ONNX is an open format for machine learning (ML) models that is supported by various ML and DNN frameworks and tools. This format makes it easier to interoperate between frameworks and to maximize the reach of your hardware optimization investments. Learn more about ONNX on [https://onnx.ai](https://onnx.ai) or view the [Github Repo](https://github.com/onnx/onnx).
ONNX Runtime has an open architecture that is continually evolving to address the newest developments and challenges in AI and Deep Learning. ONNX Runtime stays up to date with the ONNX standard, supporting all ONNX releases with future compatibliity and maintaining backwards compatibility with prior releases.
ONNX Runtime continuously strives to provide top performance for a broad and growing number of usage scenarios in Machine Learning. Our investments focus on:
ONNX Runtime provides comprehensive support of the ONNX spec and can be used to run all models based on ONNX v1.2.1 and higher. See ONNX version release details [here](https://github.com/onnx/onnx/releases).
As of May 2019, ONNX Runtime supports ONNX 1.5 (opset10). See [this table](https://github.com/Microsoft/onnxruntime/blob/master/docs/Versioning.md#version-matrix) for details on ONNX Runtime and ONNX versioning compatibility,
ONNX Runtime supports both CPU and GPU hardware through a variety of execution providers. With a variety of graph optimizations and accelerators, ONNX Runtime often provides lower latency and higher efficiency compared to other runtimes. This provides faster end-to-end customer experiences and lower costs from improved machine utilization.
Currently ONNX Runtime supports CUDA, TensorRT, MLAS (Microsoft Linear Algebra Subprograms), MKL-DNN, MKL-ML, and nGraph for computation acceleration. See more details on available build options [here](https://github.com/Microsoft/onnxruntime/blob/master/BUILD.md).

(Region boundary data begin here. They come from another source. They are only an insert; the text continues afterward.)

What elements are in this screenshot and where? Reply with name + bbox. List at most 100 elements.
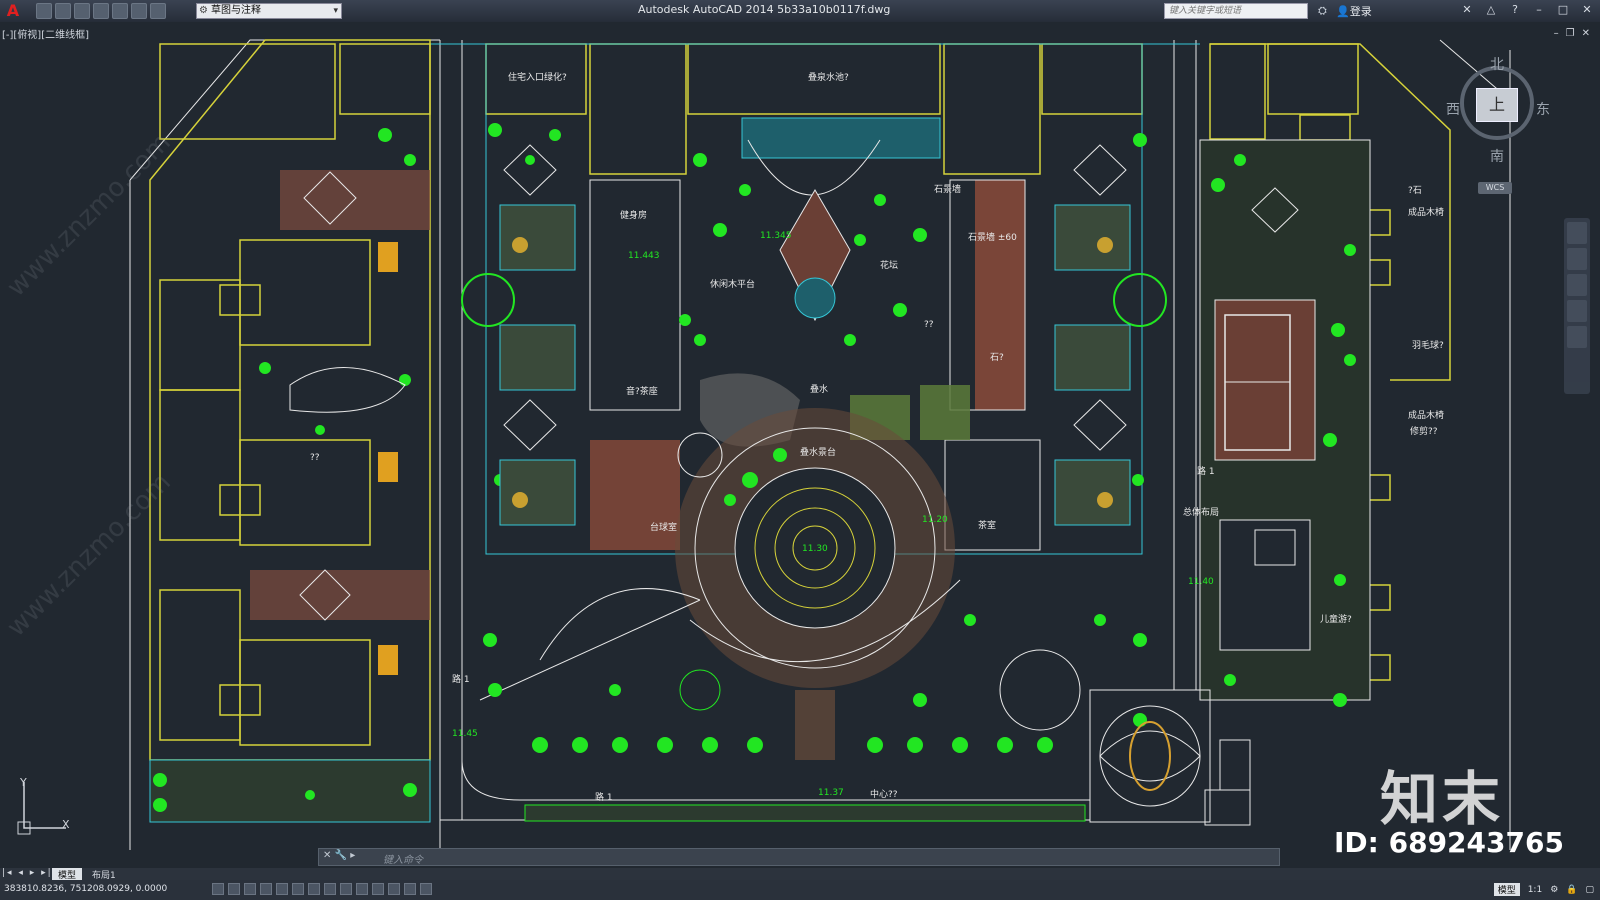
playground [1219, 519, 1311, 651]
selection-cycling-icon[interactable] [420, 883, 432, 895]
a360-icon[interactable]: △ [1484, 3, 1498, 16]
left-lawn [149, 759, 431, 823]
command-line[interactable]: ✕ 🔧 ▸ 键入命令 [318, 848, 1280, 866]
drawing-minimize-button[interactable]: – [1554, 28, 1559, 39]
label-l16: 茶室 [978, 519, 996, 531]
orbit-icon[interactable] [1567, 300, 1587, 322]
viewcube[interactable]: 上 北 南 西 东 [1446, 54, 1550, 165]
exchange-icon[interactable]: ✕ [1460, 3, 1474, 16]
label-l7: 石景墙 ±60 [968, 231, 1017, 243]
label-l17: 11.20 [922, 515, 948, 525]
viewport-label[interactable]: [-][俯视][二维线框] [2, 26, 89, 41]
grid-icon[interactable] [244, 883, 256, 895]
badminton-court-paving [1214, 299, 1316, 461]
south-hedge [524, 804, 1086, 822]
search-input[interactable]: 键入关键字或短语 [1164, 3, 1308, 19]
transparency-icon[interactable] [388, 883, 400, 895]
chevron-down-icon: ▾ [333, 6, 338, 16]
maximize-button[interactable]: □ [1556, 3, 1570, 16]
workspace-select[interactable]: ⚙ 草图与注释 ▾ [196, 3, 342, 19]
status-right: 模型 1:1 ⚙ 🔒 ▢ [1493, 883, 1594, 896]
label-l19: 11.40 [1188, 577, 1214, 587]
gear-icon: ⚙ [199, 5, 208, 16]
minimize-button[interactable]: – [1532, 3, 1546, 16]
water-feature [741, 117, 941, 159]
drawing-restore-button[interactable]: ❐ [1566, 28, 1575, 39]
snap-icon[interactable] [228, 883, 240, 895]
compass-south[interactable]: 南 [1490, 146, 1504, 166]
viewcube-top-face[interactable]: 上 [1476, 88, 1518, 122]
lineweight-icon[interactable] [372, 883, 384, 895]
label-l11: 音?茶座 [626, 385, 658, 397]
wcs-menu[interactable]: WCS [1478, 182, 1512, 194]
label-l9: 休闲木平台 [710, 278, 755, 290]
label-l24: ?石 [1408, 186, 1422, 196]
ucs-y-label: Y [19, 776, 27, 789]
undo-icon[interactable] [131, 3, 147, 19]
billiard-room [590, 440, 680, 550]
redo-icon[interactable] [150, 3, 166, 19]
label-l13: 叠水 [810, 383, 828, 395]
command-line-buttons[interactable]: ✕ 🔧 ▸ [323, 850, 355, 861]
ducs-icon[interactable] [340, 883, 352, 895]
label-l3: 健身房 [620, 209, 647, 221]
annotation-scale[interactable]: 1:1 [1528, 885, 1542, 895]
tab-nav-arrows[interactable]: |◂ ◂ ▸ ▸| [2, 868, 53, 878]
drawing-close-button[interactable]: ✕ [1582, 28, 1590, 39]
open-icon[interactable] [55, 3, 71, 19]
label-l18: 路 1 [1197, 465, 1215, 477]
steering-wheel-icon[interactable] [1567, 222, 1587, 244]
save-as-icon[interactable] [93, 3, 109, 19]
south-path [795, 690, 835, 760]
layout-tabs: |◂ ◂ ▸ ▸| 模型 布局1 [0, 868, 1600, 881]
label-l21: 11.45 [452, 729, 478, 739]
command-input[interactable]: 键入命令 [383, 851, 423, 866]
label-l22: 11.37 [818, 788, 844, 798]
3dosnap-icon[interactable] [308, 883, 320, 895]
close-button[interactable]: ✕ [1580, 3, 1594, 16]
cursor-coordinates: 383810.8236, 751208.0929, 0.0000 [4, 884, 168, 894]
drawing-window-controls: – ❐ ✕ [1554, 28, 1590, 39]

We are continuously working to integrate new execution providers to provide improvements in latency and efficiency. If you are interested in contributing a new execution provider, please see [this page](docs/AddingExecutionProvider.md).
We have ongoing investments to make ONNX Runtime compatible with more platforms and architectures. If you have specific scenarios that are not currently supported, please share your suggestions via [Github Issues](https://github.com/microsoft/onnxruntime/issues).
Once you have an ONNX model, you can [install the runtime](#Installation) for your machine to try it out. There is also an [ONNX-Ecosystem Docker container](https://github.com/onnx/onnx-docker/tree/master/onnx-ecosystem) available and ready for use with the Python API.
One easy way to deploy the model on the cloud is by using [Azure Machine Learning](https://azure.microsoft.com/en-us/services/machine-learning-service). See [detailed instructions](https://docs.microsoft.com/en-us/azure/machine-learning/service/how-to-build-deploy-onnx) and [sample notebooks](https://github.com/Azure/MachineLearningNotebooks/tree/master/how-to-use-azureml/deployment/onnx).
For an overview of the high level architecture and key decisions in the technical design of ONNX Runtime, see [Engineering Design](docs/HighLevelDesign.md).
ONNX Runtime is built with an extensible design that makes it versatile to support a wide array of models with high performance.